Many experiments have shown that species richness of primary producers have significant effects on resource uptake and biomass production. While the effects of biodiversity are unequivocally significant, a key question remains: how do these effects compare in magnitude to other forms of environmental change. We used meta-analysis to compare the influence of altered species richness with that of realistic variation in several types of environmental change, including eutrophication, elevated CO2, and warming. We assessed these effects on two key ecosystem processes – primary production and decomposition – using two different approaches. First, we compiled data from existing meta-analyses that have summarized how the different forms of environmental change influence NPP and decomposition in terrestrial and aquatic ecosystems and compared these to species richness effects from a database of experiments testing diversity effects on ecosystem functioning. Second, we compared effects of environmental variation and variation in species richness from experiments that factorially manipulated both.
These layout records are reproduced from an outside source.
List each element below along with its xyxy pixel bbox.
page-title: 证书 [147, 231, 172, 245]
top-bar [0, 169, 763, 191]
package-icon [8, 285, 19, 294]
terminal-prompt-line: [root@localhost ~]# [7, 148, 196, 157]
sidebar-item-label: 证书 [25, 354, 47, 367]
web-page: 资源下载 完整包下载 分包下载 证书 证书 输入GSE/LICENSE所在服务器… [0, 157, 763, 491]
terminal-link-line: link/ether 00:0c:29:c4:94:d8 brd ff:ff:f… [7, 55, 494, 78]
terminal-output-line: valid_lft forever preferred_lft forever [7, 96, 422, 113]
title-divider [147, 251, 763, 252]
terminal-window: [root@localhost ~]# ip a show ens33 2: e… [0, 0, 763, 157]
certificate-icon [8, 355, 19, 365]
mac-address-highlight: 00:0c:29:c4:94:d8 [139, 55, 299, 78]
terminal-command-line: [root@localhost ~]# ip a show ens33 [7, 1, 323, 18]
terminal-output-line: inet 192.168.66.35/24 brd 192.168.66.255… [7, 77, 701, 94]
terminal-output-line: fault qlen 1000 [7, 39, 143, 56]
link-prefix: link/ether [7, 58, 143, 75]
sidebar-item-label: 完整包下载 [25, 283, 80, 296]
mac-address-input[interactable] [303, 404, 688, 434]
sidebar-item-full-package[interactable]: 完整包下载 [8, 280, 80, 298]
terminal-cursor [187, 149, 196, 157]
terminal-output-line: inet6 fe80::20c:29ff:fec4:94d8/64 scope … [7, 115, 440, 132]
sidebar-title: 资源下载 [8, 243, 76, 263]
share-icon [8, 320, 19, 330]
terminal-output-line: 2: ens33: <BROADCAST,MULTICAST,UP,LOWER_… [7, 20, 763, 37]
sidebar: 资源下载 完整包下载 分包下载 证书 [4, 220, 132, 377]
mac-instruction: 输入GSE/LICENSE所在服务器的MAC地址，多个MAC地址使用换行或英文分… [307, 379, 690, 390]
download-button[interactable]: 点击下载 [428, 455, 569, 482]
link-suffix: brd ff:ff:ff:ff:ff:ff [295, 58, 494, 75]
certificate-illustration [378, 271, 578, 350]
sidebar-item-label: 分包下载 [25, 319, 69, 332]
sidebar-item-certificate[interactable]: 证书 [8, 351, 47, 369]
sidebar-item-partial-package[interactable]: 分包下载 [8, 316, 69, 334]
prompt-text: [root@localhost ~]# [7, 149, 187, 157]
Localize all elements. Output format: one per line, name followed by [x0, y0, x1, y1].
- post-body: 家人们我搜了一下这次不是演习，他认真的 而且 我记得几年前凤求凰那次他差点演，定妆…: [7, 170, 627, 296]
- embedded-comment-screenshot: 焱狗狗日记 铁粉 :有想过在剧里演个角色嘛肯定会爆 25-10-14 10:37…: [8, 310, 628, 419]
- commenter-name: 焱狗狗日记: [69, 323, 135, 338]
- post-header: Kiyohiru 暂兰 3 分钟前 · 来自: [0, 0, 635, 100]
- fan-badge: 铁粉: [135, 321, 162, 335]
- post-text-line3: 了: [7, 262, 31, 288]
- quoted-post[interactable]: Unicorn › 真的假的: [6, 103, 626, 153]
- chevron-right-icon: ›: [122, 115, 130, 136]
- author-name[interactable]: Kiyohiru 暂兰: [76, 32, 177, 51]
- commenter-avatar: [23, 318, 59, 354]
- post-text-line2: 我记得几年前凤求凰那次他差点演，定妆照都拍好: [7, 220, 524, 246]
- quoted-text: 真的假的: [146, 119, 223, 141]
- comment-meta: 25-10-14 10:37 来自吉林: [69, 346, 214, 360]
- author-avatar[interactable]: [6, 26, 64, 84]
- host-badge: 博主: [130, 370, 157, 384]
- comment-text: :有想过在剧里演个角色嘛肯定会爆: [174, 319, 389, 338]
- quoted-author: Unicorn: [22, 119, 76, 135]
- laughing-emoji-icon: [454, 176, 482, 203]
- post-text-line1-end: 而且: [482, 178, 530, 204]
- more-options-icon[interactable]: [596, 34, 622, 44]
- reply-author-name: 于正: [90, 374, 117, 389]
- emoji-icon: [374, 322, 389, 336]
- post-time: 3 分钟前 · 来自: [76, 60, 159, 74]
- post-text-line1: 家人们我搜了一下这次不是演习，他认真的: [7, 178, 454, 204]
In this second analysis, we only had sufficient data to assess effects on primary production. We used two metrics of the effects of changes in species richness: 1) maximum richness compared to the mean monoculture, and 2) loss of 50% of local autotroph diversity.
Results/Conclusions
Altered species richness had effects on biomass production that were intermediate to other forms of environmental change. Nutrient addition, particularly N and P together, had the largest effects, increasing production 1.8 to 3.3-fold. Maximum effects of species richness changed production ~1.6-fold, on par with effects of single nutrient additions and of elevated CO2 in some studies. Warming and elevated CO2 in mixed species communities had the smallest effects (1.2-fold), as did 50% loss of species, because of typically saturating relationships between richness and productivity. For decomposition, nutrients and CO2 had minimal effects in terrestrial systems; species richness effects did not differ significantly from 0, but varied widely among studies. In the meta-analysis of factorial diversity x environment experiments, effects of nutrient addition, temperature, and water availability were ~3x stronger than maximal effects of species richness. Effects of 50% loss of species were small (1.1-fold), and on par with effects of elevated CO2. These results suggest that random reductions of species richness to monocultures can have effects on ecosystem processes that are similar in magnitude to those of other prominent forms of global change. However, for even a 50% loss of species, changes in ecosystem processes were comparatively small.